My VA, who does support me in all things, said she had some reservations she wanted to bring up in case I hadn’t considered them. Chief among those were the costs to put it together—both for me, her, and my audio guy, and the costs of running it in an evergreen manner—with the possibility of people missing days of the follow-up sequence emails, asking us for help accessing the site content, etc.
My coach doesn’t think any of it will be a problem, and if it turns out to be, that my VA will just handle it. But she also asked me why my VA even brought it up, rather than just doing what I tasked her to do.
What are your thoughts on that?
Margaret, your coach, is your partner when it comes to marketing strategy. Your VA is your partner when it comes to administration and operations. Your coach should have your ear about your marketing. Your VA should have your ear about all things about the running of your business. Both people are important to your business, and both of them have information for you worth listening to.
In my view, you should want your VA to tell you what she sees from her perspective. Otherwise, you may as well offshore your work and get your tasks hammered out for $4/hour.
Sure, you pay for her for her time, and you use that time to get stuff done, but more important than that, you pay for her soft skills. And she, probably more than you even know, wants to use them to help you (in the relationship sense, not the legal). Her perspective is worth its weight in gold. It’s like having another brain that processes things differently from yours and another set of eyes that sees things you can’t see. What she’s doing when she steps up is offering you the information you can use to make complete decisions. Why would you not want her to stand up and tell you what she sees?

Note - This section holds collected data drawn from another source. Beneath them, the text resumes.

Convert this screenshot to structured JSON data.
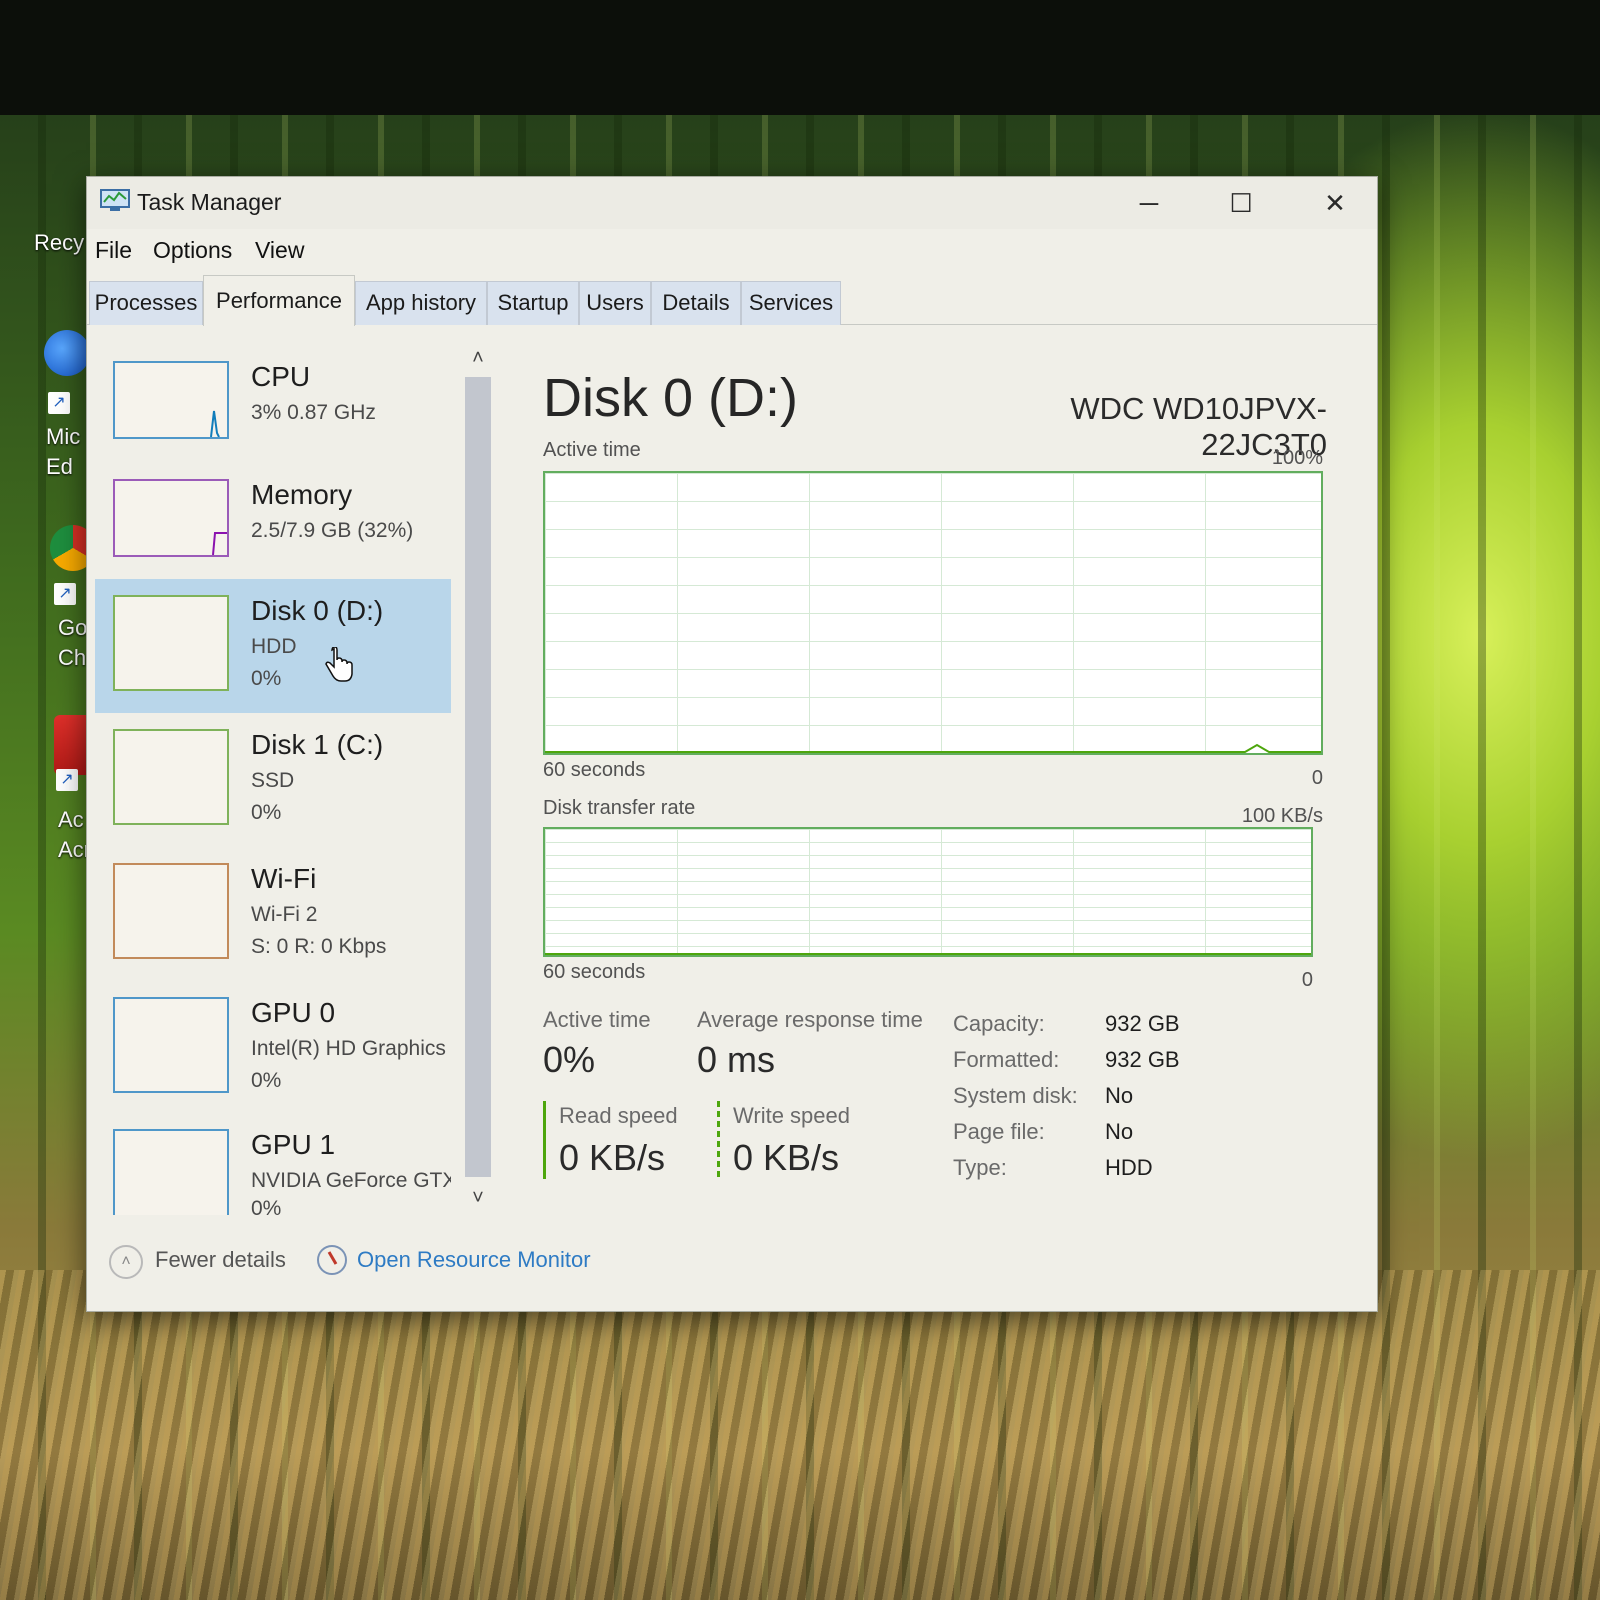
{
  "desktop": {
    "icons": [
      {
        "label": "Recy"
      },
      {
        "label": "Mic\nEd"
      },
      {
        "label": "Go\nChr"
      },
      {
        "label": "Ac\nAcr"
      }
    ]
  },
  "window": {
    "title": "Task Manager",
    "controls": {
      "minimize": "─",
      "maximize": "☐",
      "close": "✕"
    }
  },
  "menu": {
    "file": "File",
    "options": "Options",
    "view": "View"
  },
  "tabs": [
    {
      "label": "Processes"
    },
    {
      "label": "Performance",
      "active": true
    },
    {
      "label": "App history"
    },
    {
      "label": "Startup"
    },
    {
      "label": "Users"
    },
    {
      "label": "Details"
    },
    {
      "label": "Services"
    }
  ],
  "devices": [
    {
      "name": "CPU",
      "sub": "3%  0.87 GHz",
      "sub2": "",
      "color": "#117dbb"
    },
    {
      "name": "Memory",
      "sub": "2.5/7.9 GB (32%)",
      "sub2": "",
      "color": "#8b12ae"
    },
    {
      "name": "Disk 0 (D:)",
      "sub": "HDD",
      "sub2": "0%",
      "color": "#4da60c",
      "selected": true
    },
    {
      "name": "Disk 1 (C:)",
      "sub": "SSD",
      "sub2": "0%",
      "color": "#4da60c"
    },
    {
      "name": "Wi-Fi",
      "sub": "Wi-Fi 2",
      "sub2": "S: 0  R: 0 Kbps",
      "color": "#a74f01"
    },
    {
      "name": "GPU 0",
      "sub": "Intel(R) HD Graphics",
      "sub2": "0%",
      "color": "#117dbb"
    },
    {
      "name": "GPU 1",
      "sub": "NVIDIA GeForce GTX",
      "sub2": "0%",
      "color": "#117dbb"
    }
  ],
  "detail": {
    "title": "Disk 0 (D:)",
    "model": "WDC WD10JPVX-22JC3T0",
    "graphs": {
      "active_time": {
        "label": "Active time",
        "max": "100%",
        "time": "60 seconds",
        "min": "0"
      },
      "transfer": {
        "label": "Disk transfer rate",
        "max": "100 KB/s",
        "time": "60 seconds",
        "min": "0"
      }
    },
    "stats": {
      "active_time_label": "Active time",
      "active_time_value": "0%",
      "avg_response_label": "Average response time",
      "avg_response_value": "0 ms",
      "read_label": "Read speed",
      "read_value": "0 KB/s",
      "write_label": "Write speed",
      "write_value": "0 KB/s"
    },
    "properties": [
      {
        "label": "Capacity:",
        "value": "932 GB"
      },
      {
        "label": "Formatted:",
        "value": "932 GB"
      },
      {
        "label": "System disk:",
        "value": "No"
      },
      {
        "label": "Page file:",
        "value": "No"
      },
      {
        "label": "Type:",
        "value": "HDD"
      }
    ],
    "accent": "#4da60c"
  },
  "footer": {
    "fewer_details": "Fewer details",
    "open_resource_monitor": "Open Resource Monitor"
  }
}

Think about it another way. You’re driving in your car. She’s your front-seat passenger. Because she doesn’t have to drive, she’s able to look around and notice things differently than you’re able to. Now, say she sees a sign that says the bridge is out up ahead, and she quickly realizes that you missed both that and the turn for the detour. Would you rather have her say something, or let you keep driving because you didn’t ask for her help with navigating?
If you said you want her to let you keep driving, see my comment about offshoring your work.

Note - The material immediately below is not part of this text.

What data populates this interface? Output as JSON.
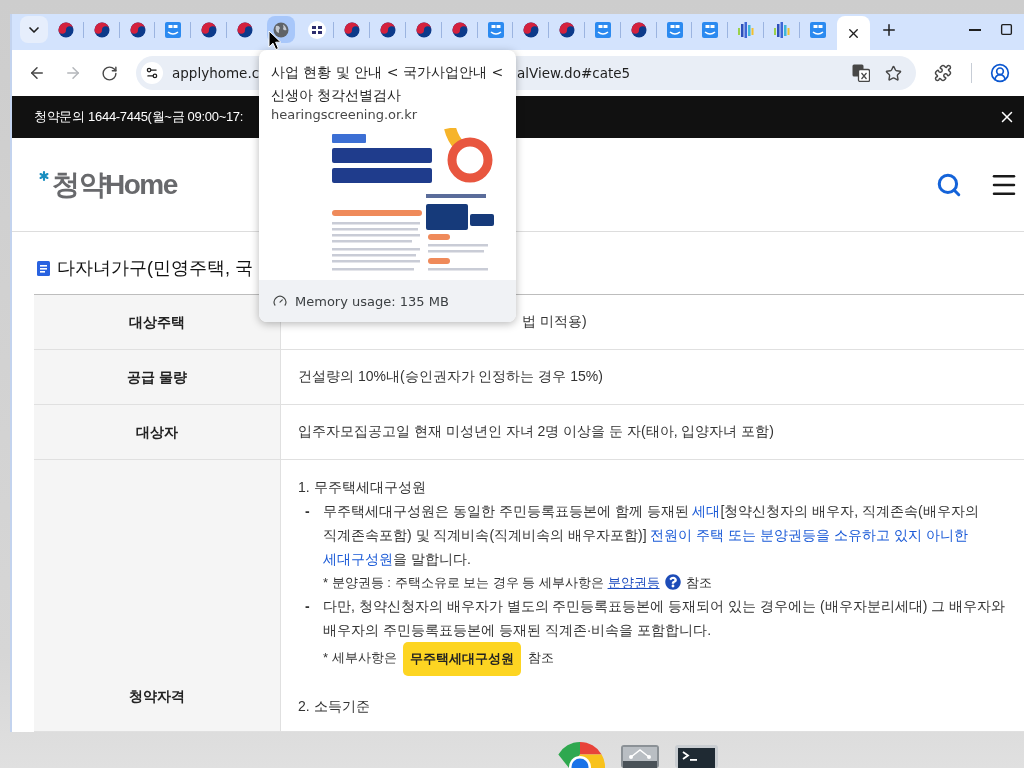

But if you find value in working with someone who has your back, and who wants to make things easier and better for you, then not only should you want your VA to tell you when she sees something, but you should encourage her, and proactively ask her what she sees, what you’ve missed, what she thinks, and if she knows something you should be considering before you make a decision. Use her beautiful brain, Margaret.
As for your coach, given that she didn’t understand why your VA mentioned it, it could be that she doesn’t hold VAs (or maybe it’s just your VA?) in the light that I do (high-level professional specialists and no one’s underling or minion).
And that may be something to address with her so that she comes to see your VA as the integral and valuable partner she is for you, and can coach you to get more, not less, from the relationship.